No worries Big O. Yes, it's concerning, especially since they have no phone contact on their emailed invoices.
I'm not going to freak. Maybe later today someone (everyone) more internet savvy than myself will dumb down that error message for us.


----------



## NormH3 (Apr 20, 2015)

Rondo said:


> No worries Big O. Yes, it's concerning, especially since they have no phone contact on their emailed invoices.
> I'm not going to freak. Maybe later today someone (everyone) more internet savvy than myself will dumb down that error message for us.

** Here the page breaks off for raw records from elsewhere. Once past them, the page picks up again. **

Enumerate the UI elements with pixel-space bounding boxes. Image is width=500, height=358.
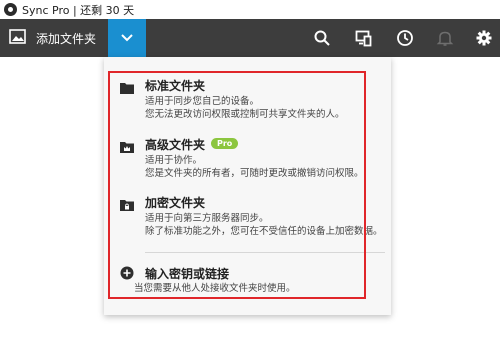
search-icon[interactable] [313, 29, 331, 47]
menu-item-encrypted-folder[interactable]: 加密文件夹 适用于向第三方服务器同步。 除了标准功能之外，您可在不受信任的设备上… [104, 194, 391, 240]
menu-item-desc: 当您需要从他人处接收文件夹时使用。 [134, 283, 296, 294]
menu-item-desc: 除了标准功能之外，您可在不受信任的设备上加密数据。 [145, 226, 383, 237]
add-folder-label: 添加文件夹 [36, 32, 97, 46]
pro-badge: Pro [211, 138, 239, 149]
app-logo-icon [4, 3, 17, 16]
menu-item-desc: 适用于协作。 [145, 155, 203, 166]
menu-item-desc: 适用于向第三方服务器同步。 [145, 213, 269, 224]
add-folder-dropdown-button[interactable] [108, 19, 146, 57]
add-folder-menu: 标准文件夹 适用于同步您自己的设备。 您无法更改访问权限或控制可共享文件夹的人。… [104, 57, 391, 315]
crown-folder-icon [120, 138, 134, 157]
menu-item-title: 标准文件夹 [145, 79, 206, 93]
menu-item-advanced-folder[interactable]: 高级文件夹 Pro 适用于协作。 您是文件夹的所有者，可随时更改或撤销访问权限。 [104, 136, 391, 182]
window-title: Sync Pro | 还剩 30 天 [22, 4, 135, 17]
add-circle-icon [120, 265, 134, 284]
clock-icon[interactable] [396, 29, 414, 47]
folder-image-icon [9, 29, 27, 49]
menu-item-enter-key-or-link[interactable]: 输入密钥或链接 当您需要从他人处接收文件夹时使用。 [104, 265, 391, 299]
lock-folder-icon [120, 196, 134, 215]
menu-divider [145, 252, 385, 253]
gear-icon[interactable] [475, 29, 493, 47]
add-folder-button[interactable]: 添加文件夹 [0, 19, 108, 57]
chevron-down-icon [121, 34, 133, 42]
devices-icon[interactable] [355, 29, 373, 47]
menu-item-desc: 您无法更改访问权限或控制可共享文件夹的人。 [145, 109, 345, 120]
title-bar: Sync Pro | 还剩 30 天 [0, 0, 500, 20]
folder-icon [120, 79, 134, 98]
toolbar: 添加文件夹 [0, 19, 500, 57]
menu-item-desc: 适用于同步您自己的设备。 [145, 96, 260, 107]
menu-item-title: 高级文件夹 [145, 138, 206, 152]
bell-icon[interactable] [436, 29, 454, 47]
menu-item-desc: 您是文件夹的所有者，可随时更改或撤销访问权限。 [145, 168, 364, 179]
menu-item-title: 加密文件夹 [145, 196, 206, 210]
menu-item-standard-folder[interactable]: 标准文件夹 适用于同步您自己的设备。 您无法更改访问权限或控制可共享文件夹的人。 [104, 77, 391, 123]
menu-item-title: 输入密钥或链接 [145, 267, 230, 281]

The message is coming from the server where their website lives (lived) on. Chances are the server is in some data center and they rent the space. It's possible they moved to a different server and site and the DNS change hasn't caught up yet. Think of DNS as a big card catalog that tells computers where to find a web site. When you move a web site you need to update the DNS information as well. The other possibility is that the file on the server is corrupt or missing. Hopefully they will realize something is wrong and fix it.


----------



## Oldmso54 (Jul 31, 2010)

TY Gents - I've had good luck with them in the past but I know they've had a bit of rocky ride at one point also .... so I was hoping it was a "technical issue" and not a vendor/service/supply type issue.


----------



## the1and0nly (Jan 28, 2016)

The error is stating missing files on the server... possibly a server crash which wiped the directory.


----------



## NormH3 (Apr 20, 2015)

the1and0nly said:


> The error is stating missing files on the server... possibly a server crash which wiped the directory.

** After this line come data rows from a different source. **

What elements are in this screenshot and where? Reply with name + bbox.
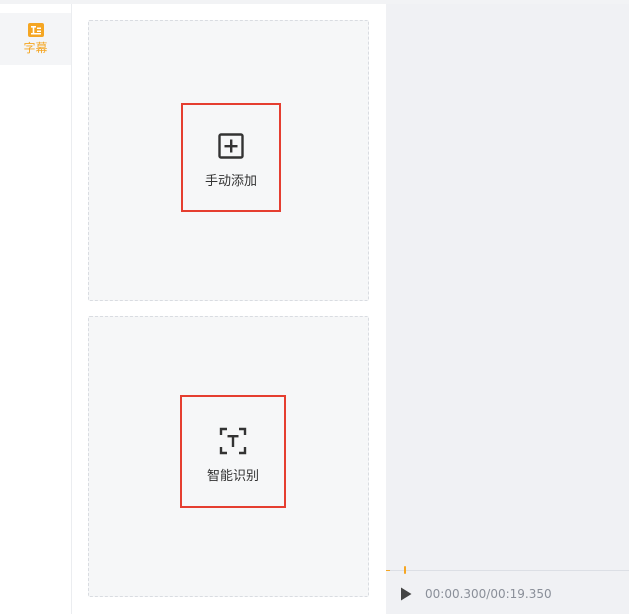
player-controls: 00:00.300/00:19.350 bbox=[386, 575, 629, 614]
subtitle-icon bbox=[27, 22, 45, 38]
sidebar-item-label: 字幕 bbox=[23, 41, 48, 55]
auto-recognize-card: 智能识别 bbox=[88, 316, 369, 597]
manual-add-label: 手动添加 bbox=[204, 174, 257, 189]
auto-recognize-button[interactable]: 智能识别 bbox=[180, 395, 286, 508]
manual-add-card: 手动添加 bbox=[88, 20, 369, 301]
video-preview: 00:00.300/00:19.350 bbox=[386, 4, 629, 614]
manual-add-button[interactable]: 手动添加 bbox=[181, 103, 281, 212]
playback-time: 00:00.300/00:19.350 bbox=[425, 587, 552, 601]
timeline-track[interactable] bbox=[386, 570, 629, 571]
auto-recognize-label: 智能识别 bbox=[206, 469, 259, 484]
timeline-progress bbox=[386, 570, 390, 571]
plus-square-icon bbox=[217, 132, 245, 160]
app-root: 字幕 手动添加 智能识别 00:00.300/00:19.350 bbox=[0, 0, 629, 614]
text-scan-icon bbox=[219, 427, 247, 455]
subtitle-panel: 手动添加 智能识别 bbox=[73, 4, 386, 614]
sidebar-item-subtitles[interactable]: 字幕 bbox=[0, 13, 71, 65]
timeline-playhead[interactable] bbox=[404, 566, 406, 574]
play-icon[interactable] bbox=[399, 586, 413, 602]
sidebar: 字幕 bbox=[0, 4, 72, 614]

That was my first thought as well. I mentioned DNS because if they had moved the website somewhere else and didn't change the entry, you might get a similar message. Let's hope they recover soon.


----------



## Chad Vegas (Sep 29, 2015)

IT'S THE END OF THEM! Nah they probably just hired a cheap freelancer from Pakistan to move their files to the new site & got exactly what they paid for.


----------



## Oldmso54 (Jul 31, 2010)

LOL - just got an email back from them:

"It's just a temporary issue with our host. We were expecting to be back up and running this morning but the problem is taking longer than expected to address."


----------



## the1and0nly (Jan 28, 2016)

Oldmso54 said:


> LOL - just got an email back from them:
> 
> "It's just a temporary issue with our host. We were expecting to be back up and running this morning but the problem is taking longer than expected to address."


AKA - our host thought they had everything backed up but they did not. :vs_unimpressed:


----------



## Oldmso54 (Jul 31, 2010)

the1and0nly said:


> AKA - our host thought they had everything backed up but they did not. :vs_unimpressed:


Their "host" = :nerd2:

Hopefully that won't make the prices go up ?? :serious:


----------



## NormH3 (Apr 20, 2015)

the1and0nly said:


> AKA - our host thought they had everything backed up but they did not. :vs_unimpressed:


This is when they realize doing a test restore now and again is a good thing.


----------



## socalocmatt (Dec 22, 2010)

Yea, someone made a boo boo and deleted their PHP framework.



NormH3 said:


> This is when they realize doing a test restore now and again is a good thing.


:vs_laugh:

So, true. I remember when I learned that lesson the hard way.


----------



## Hudabear (Feb 1, 2016)

It's back up and running for me.


----------